AI-POWERED PERSONALIZED LEARNING FOR HIGHER EDUCATION: A SYSTEMATIC MAPPING REVIEW
R. de Amorim Silva1, L.H. Pacheco2, S.A. dos Santos3, A. Nogueira Barros3, R. Ferreira Melo3
Learning is most effective when it occurs through personalized experiences that improve skills, knowledge, insights, and understanding of learners. In last decades, personalized learning has emerged as an efficient strategy to provide more meaningful education in accordance with the specific needs of each student. For instance, this personalization could be implemented in instructional designs that consider aspects such as learner prior knowledge, motivations, skills, expertise, preferences, among others. During the process of implementing planned instruction, we expect that environments defined for personalized learning (e.g., digital environments, classrooms, etc.) are capable of providing a responsive instructional experience that enables greater engagement into a given learning task. Such responsive instructional experiences are facilitated by artificial intelligence-based systems. Such systems enable actions performed by intelligent agents that require a larger understanding of learner`s profile through the processing of learners' characteristics.
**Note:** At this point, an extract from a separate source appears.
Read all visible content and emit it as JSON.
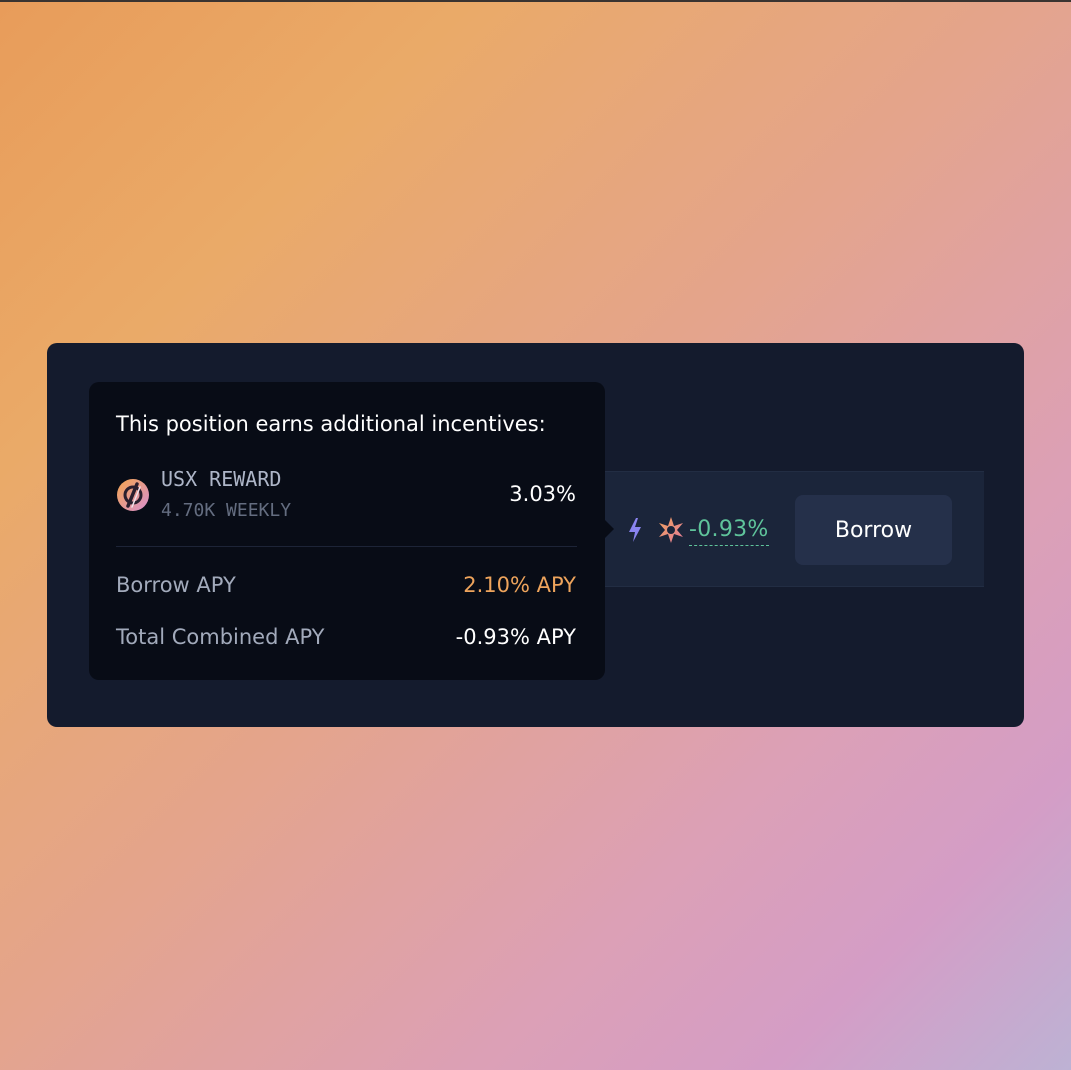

In this case, personalized learning models based on AI could support systems to better understand the individual needs and goals of students, thus making their understanding and investigation essential to learn how personalization occurs in AI systems. In this sense, a systematic mapping review can provide a broad analysis of existing literature by enabling a comprehensive overview of current trends and identifying lacking areas in research. Therefore, this work employs a systematic mapping review to identify issues related to the instructional design of AI-driven personalized systems into educational contexts. Basically, this study aims to systematically map existing AI-driven personalized learning systems to identify key design considerations and inform future educational practices. We define a protocol that outlines the elements considered in this review, such as objectives, research questions, sources, search strategies, and selection criteria. The findings highlight the topics, solutions (approaches, techniques, mechanisms, or methods), tools, and subdomains commonly utilized in the design of personalized educational systems, as well as potential areas for future research. We interpret the findings of this review as an opportunity for educators, engineers, and computer scientists to conduct research on themes related to the instructional design of AI-powered personalization into educational scenarios.
Keywords: Personalization, Personalized Learning, AI-powered personalization systems, Higher Education.